L’alimentation constitue une grande mégatendance, encore trop peu connue des investisseurs. « Nous sommes confrontés à une menace encore plus grande. »
Le fonds Belfius Equities Innov=Eat (code ISIN : BE6333898896) a été créé en novembre 2022 avec Belfius Banque comme distributeur, Belfius Investment Partners comme gestionnaire et Candriam comme investment manager. Le fonds d’actions investit dans des entreprises qui contribuent à la production durable d’aliments (en quantité suffisante) et/ou fournissent des aliments plus sains. Ce fonds thématique, qui relève de l’article 9 de la SFDR, est le neuvième fonds du futur chez Belfius. Investment Officer s’est entretenu avec la gestionnaire de fonds Marie Lannoy (photo) afin qu’elle nous explique ce nouveau venu.
Pourquoi lancez-vous ce fonds précisément maintenant ?
Marie Lannoy : En plus de défis tels que le réchauffement climatique, la crise énergétique et la gestion des déchets, nous sommes confrontés à une autre menace majeure, à savoir l’insécurité alimentaire. L’été dernier a fait figure de wake-up call. Il est apparu clairement que la Russie et l’Ukraine étaient des fournisseurs alimentaires vitaux pour beaucoup, en particulier pour le Moyen-Orient et l’Afrique du Nord. C’était assurément le cas lorsque les prix des céréales ont atteint un pic cet été. La santé pour tous, la durabilité de nos terres agricoles, la suppression progressive de l’utilisation de pesticides et la sécheresse sont autant d’éléments importants qui appellent des solutions structurelles. Dans de nombreux cas, ces solutions existent déjà et notre objectif est d’investir dans les entreprises qui s’engagent dans l’innovation permettant de les développer d’une manière responsable et durable.
Le lancement du fonds peut-il être placé dans une stratégie plus large de Belfius ?
Marie Lannoy : Très certainement. Belfius et Candriam sont des pionniers dans les investissements engagés dans la réduction des émissions nocives de gaz à effet de serre, le développement d’une économie circulaire, l’innovation dans les soins de santé et le bien-être. Ce fonds constitue une nouvelle étape logique tant d’un point de vue éthique que financier. Avec Belfius Equities Innov=Eat, nous élargissons d’ailleurs encore notre gamme de fonds du futur, des fonds d’investissement thématiques qui répondent aux grands défis de la société tout en visant un beau rendement financier. Nous le faisons depuis plusieurs années, et tant les rendements de nos solutions d’investissement que notre succès commercial prouvent que nous effectuons les bons choix.
Pourquoi estimez-vous que le secteur alimentaire connaîtra une telle croissance dans les années à venir ?
Marie Lannoy : Certaines mégatendances sont à la base des défis alimentaires mondiaux et de la croissance attendue pour le futur.
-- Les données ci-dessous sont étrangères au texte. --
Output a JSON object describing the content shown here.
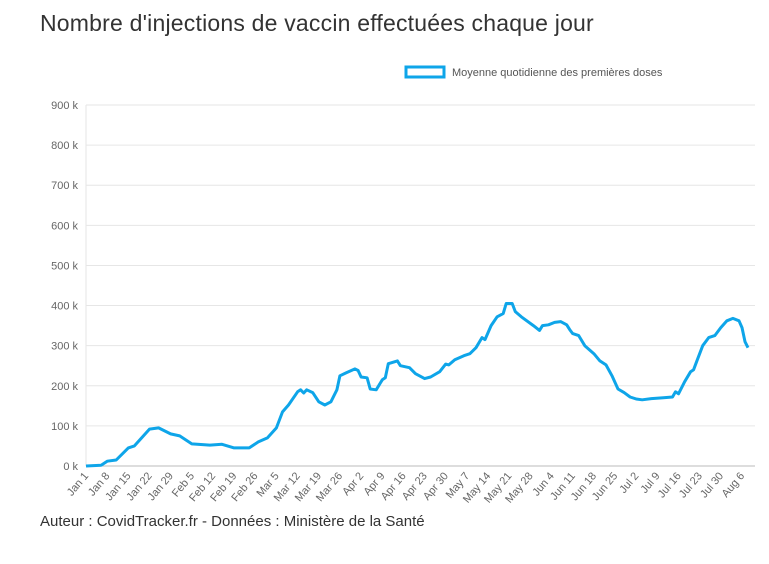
{
  "chart_data": {
    "type": "line",
    "title": "Nombre d'injections de vaccin effectuées chaque jour",
    "footer": "Auteur : CovidTracker.fr - Données : Ministère de la Santé",
    "legend": {
      "label": "Moyenne quotidienne des premières doses",
      "placement": "top-right"
    },
    "color": "#0ea5e9",
    "ylim": [
      0,
      900
    ],
    "yticks": [
      0,
      100,
      200,
      300,
      400,
      500,
      600,
      700,
      800,
      900
    ],
    "ytick_labels": [
      "0 k",
      "100 k",
      "200 k",
      "300 k",
      "400 k",
      "500 k",
      "600 k",
      "700 k",
      "800 k",
      "900 k"
    ],
    "xtick_labels": [
      "Jan 1",
      "Jan 8",
      "Jan 15",
      "Jan 22",
      "Jan 29",
      "Feb 5",
      "Feb 12",
      "Feb 19",
      "Feb 26",
      "Mar 5",
      "Mar 12",
      "Mar 19",
      "Mar 26",
      "Apr 2",
      "Apr 9",
      "Apr 16",
      "Apr 23",
      "Apr 30",
      "May 7",
      "May 14",
      "May 21",
      "May 28",
      "Jun 4",
      "Jun 11",
      "Jun 18",
      "Jun 25",
      "Jul 2",
      "Jul 9",
      "Jul 16",
      "Jul 23",
      "Jul 30",
      "Aug 6"
    ],
    "x_unit": "days since Jan 1",
    "y_unit": "thousands",
    "series": [
      {
        "name": "Moyenne quotidienne des premières doses",
        "x": [
          0,
          5,
          7,
          10,
          14,
          16,
          21,
          24,
          28,
          31,
          35,
          41,
          45,
          49,
          54,
          57,
          60,
          63,
          65,
          67,
          70,
          71,
          72,
          73,
          75,
          77,
          79,
          81,
          83,
          84,
          86,
          89,
          90,
          91,
          93,
          94,
          96,
          98,
          99,
          100,
          103,
          104,
          107,
          109,
          112,
          114,
          117,
          119,
          120,
          122,
          125,
          127,
          129,
          131,
          132,
          134,
          136,
          138,
          139,
          141,
          142,
          144,
          148,
          150,
          151,
          153,
          155,
          157,
          159,
          160,
          161,
          163,
          165,
          168,
          170,
          172,
          174,
          176,
          178,
          180,
          182,
          184,
          187,
          191,
          194,
          195,
          196,
          198,
          200,
          201,
          202,
          204,
          206,
          208,
          210,
          212,
          214,
          216,
          217,
          218,
          219
        ],
        "y": [
          0,
          2,
          12,
          15,
          45,
          50,
          92,
          95,
          80,
          75,
          55,
          52,
          54,
          45,
          45,
          60,
          70,
          95,
          135,
          152,
          185,
          190,
          182,
          190,
          183,
          160,
          152,
          160,
          190,
          225,
          232,
          242,
          238,
          222,
          220,
          192,
          190,
          215,
          220,
          255,
          262,
          250,
          245,
          230,
          218,
          222,
          235,
          254,
          252,
          265,
          275,
          280,
          295,
          320,
          315,
          350,
          372,
          380,
          405,
          405,
          385,
          372,
          350,
          338,
          350,
          352,
          358,
          360,
          352,
          340,
          330,
          325,
          300,
          280,
          262,
          252,
          225,
          192,
          183,
          172,
          167,
          165,
          168,
          170,
          172,
          185,
          180,
          210,
          235,
          240,
          260,
          300,
          320,
          325,
          345,
          362,
          368,
          362,
          345,
          310,
          295
        ]
      }
    ]
  }
}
Rien qu’avec la croissance démographique prévue jusqu’en 2050, la demande alimentaire devrait augmenter de 60 %. Des études montrent également que 35 % de la population ne bénéficiera pas de la sécurité alimentaire et que la moitié d’entre elle aura un mode de vie malsain. L’augmentation de la demande devra être satisfaite par une offre égale de ressources telles que terres agricoles et réserves d’eau. Le processus de production est aussi de plus en plus mis sous pression par les changements climatiques (sécheresse, gel, inondations, …). Tous ces éléments nous amènent à prévoir une forte croissance dans le secteur alimentaire.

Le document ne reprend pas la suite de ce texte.